Even now, I can’t help grinning as I scroll past his photo on my grid. It has all the beats of a good story—­the lede, the hook, the happy ending. His interview next to Melanie’s is a juxtaposition even I couldn’t have planned. A generational gap with me somewhere in the middle.
“Heads up!” Kendall tosses a bag of gummy bears in my direction, and I barely reach over in time to catch it. “There’s a bunch of inventory in the back. If you ever decide to work today, you can totally restock.”
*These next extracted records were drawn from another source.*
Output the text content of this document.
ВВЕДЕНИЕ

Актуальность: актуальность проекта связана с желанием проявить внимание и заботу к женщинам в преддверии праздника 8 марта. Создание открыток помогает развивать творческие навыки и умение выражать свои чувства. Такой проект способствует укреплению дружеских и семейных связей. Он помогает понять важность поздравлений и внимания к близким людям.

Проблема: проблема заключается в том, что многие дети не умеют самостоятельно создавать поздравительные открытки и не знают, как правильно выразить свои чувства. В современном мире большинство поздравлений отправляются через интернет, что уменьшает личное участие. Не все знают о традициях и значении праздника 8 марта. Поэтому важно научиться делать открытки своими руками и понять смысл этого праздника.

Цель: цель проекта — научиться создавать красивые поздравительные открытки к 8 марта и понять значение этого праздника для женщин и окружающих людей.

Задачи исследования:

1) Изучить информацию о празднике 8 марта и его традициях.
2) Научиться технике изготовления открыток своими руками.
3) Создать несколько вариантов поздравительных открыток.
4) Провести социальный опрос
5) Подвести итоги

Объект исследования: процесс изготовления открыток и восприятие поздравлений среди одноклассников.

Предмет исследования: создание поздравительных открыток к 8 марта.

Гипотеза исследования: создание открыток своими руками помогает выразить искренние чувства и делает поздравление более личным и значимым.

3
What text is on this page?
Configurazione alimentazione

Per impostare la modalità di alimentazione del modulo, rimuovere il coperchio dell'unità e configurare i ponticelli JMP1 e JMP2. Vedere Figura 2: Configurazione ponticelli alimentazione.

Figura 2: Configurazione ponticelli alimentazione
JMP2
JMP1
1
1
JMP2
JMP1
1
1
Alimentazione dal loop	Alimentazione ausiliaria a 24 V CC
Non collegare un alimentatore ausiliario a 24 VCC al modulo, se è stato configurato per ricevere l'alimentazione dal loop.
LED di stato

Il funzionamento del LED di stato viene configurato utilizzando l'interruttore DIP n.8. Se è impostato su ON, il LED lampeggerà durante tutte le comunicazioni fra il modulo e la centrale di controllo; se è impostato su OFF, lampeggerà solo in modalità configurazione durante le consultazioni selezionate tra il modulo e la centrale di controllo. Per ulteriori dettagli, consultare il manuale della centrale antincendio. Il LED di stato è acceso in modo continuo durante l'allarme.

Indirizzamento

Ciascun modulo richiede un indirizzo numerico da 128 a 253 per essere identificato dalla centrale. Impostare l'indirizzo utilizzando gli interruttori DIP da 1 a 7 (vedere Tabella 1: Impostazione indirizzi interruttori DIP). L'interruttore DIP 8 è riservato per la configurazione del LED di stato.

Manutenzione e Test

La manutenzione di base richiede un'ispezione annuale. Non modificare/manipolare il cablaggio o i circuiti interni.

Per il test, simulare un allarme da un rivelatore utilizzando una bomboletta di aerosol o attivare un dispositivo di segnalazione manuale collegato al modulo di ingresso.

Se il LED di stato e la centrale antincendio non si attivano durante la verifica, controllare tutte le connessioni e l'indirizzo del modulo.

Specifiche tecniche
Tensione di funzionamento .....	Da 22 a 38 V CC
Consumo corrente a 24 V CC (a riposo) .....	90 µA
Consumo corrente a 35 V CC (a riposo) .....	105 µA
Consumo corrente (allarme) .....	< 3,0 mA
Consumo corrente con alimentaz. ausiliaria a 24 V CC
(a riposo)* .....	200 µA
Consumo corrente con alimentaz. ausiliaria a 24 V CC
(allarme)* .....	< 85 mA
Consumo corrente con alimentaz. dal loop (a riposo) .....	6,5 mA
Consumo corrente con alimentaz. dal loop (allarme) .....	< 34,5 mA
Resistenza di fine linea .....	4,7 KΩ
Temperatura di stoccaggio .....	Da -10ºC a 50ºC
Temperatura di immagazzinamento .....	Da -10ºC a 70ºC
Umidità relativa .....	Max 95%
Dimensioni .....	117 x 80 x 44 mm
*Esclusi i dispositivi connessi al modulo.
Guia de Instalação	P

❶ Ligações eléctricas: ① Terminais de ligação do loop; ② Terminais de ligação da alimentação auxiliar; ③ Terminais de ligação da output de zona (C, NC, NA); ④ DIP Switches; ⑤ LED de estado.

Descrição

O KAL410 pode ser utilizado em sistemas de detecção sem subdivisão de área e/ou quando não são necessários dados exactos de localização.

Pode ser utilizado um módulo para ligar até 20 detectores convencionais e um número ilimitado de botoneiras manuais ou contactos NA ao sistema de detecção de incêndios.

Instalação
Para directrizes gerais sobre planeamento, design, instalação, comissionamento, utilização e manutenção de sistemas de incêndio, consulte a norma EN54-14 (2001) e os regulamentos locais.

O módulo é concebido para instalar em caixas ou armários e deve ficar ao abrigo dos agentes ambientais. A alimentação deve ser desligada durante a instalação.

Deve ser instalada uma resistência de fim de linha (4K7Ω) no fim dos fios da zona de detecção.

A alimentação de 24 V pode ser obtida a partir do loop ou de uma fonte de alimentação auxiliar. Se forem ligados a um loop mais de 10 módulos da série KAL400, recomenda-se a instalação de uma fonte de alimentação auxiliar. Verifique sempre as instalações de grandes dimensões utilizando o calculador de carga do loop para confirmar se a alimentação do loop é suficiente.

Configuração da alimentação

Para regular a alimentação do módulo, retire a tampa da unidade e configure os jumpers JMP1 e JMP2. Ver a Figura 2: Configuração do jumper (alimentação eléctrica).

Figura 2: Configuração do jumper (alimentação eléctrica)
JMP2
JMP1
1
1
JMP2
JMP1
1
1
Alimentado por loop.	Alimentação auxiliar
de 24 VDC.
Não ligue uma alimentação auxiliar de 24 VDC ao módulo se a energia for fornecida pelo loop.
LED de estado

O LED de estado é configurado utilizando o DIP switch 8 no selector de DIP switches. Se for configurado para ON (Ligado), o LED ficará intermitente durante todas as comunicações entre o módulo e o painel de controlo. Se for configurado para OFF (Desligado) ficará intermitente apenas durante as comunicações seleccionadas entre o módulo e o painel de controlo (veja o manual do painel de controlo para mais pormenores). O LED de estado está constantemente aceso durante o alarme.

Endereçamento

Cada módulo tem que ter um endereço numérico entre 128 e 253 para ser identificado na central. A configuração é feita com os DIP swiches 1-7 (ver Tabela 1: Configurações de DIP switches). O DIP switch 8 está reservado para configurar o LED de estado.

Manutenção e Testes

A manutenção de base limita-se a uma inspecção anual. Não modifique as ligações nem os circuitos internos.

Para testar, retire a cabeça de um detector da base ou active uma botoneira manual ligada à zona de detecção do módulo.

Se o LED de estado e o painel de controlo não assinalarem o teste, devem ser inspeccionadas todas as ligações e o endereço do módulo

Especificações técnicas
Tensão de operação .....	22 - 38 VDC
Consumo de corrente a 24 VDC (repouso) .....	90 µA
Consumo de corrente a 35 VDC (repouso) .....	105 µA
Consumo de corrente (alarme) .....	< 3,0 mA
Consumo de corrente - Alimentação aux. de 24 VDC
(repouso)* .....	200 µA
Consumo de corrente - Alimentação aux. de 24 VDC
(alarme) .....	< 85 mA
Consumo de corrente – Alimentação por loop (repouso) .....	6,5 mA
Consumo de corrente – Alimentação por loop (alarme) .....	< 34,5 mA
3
I slide my phone back in my pocket. “I’m sorry, what was that?”
“I said you can totally restock.”
“No, the other thing.”
Kendall grins and rips the top off another bag, dropping a handful of candy into his mouth. “Nothing.”
“That’s right.” I walk back down the aisle as the door shuts behind our last customer, Instagram momentarily forgotten. “Because it would be pretty bold of you to talk about my work schedule when you’re the one who was late this morning.”
Kendall laughs, head tipped back enough for the sun falling through the windows to cut warm shadows across his brown skin. “I honestly didn’t think you noticed. You’ve been so quiet.”
Something in my chest twists. Of course I’m quiet. I almost tell him why. But our relationship is nothing more than the result of living in the same small town. I know what Kendall eats for lunch every day. I know where his brothers live and what his parents do for work. I know him in the same shallow, superficial way I know everyone in Mayberry, and that’s exactly how I want to keep it.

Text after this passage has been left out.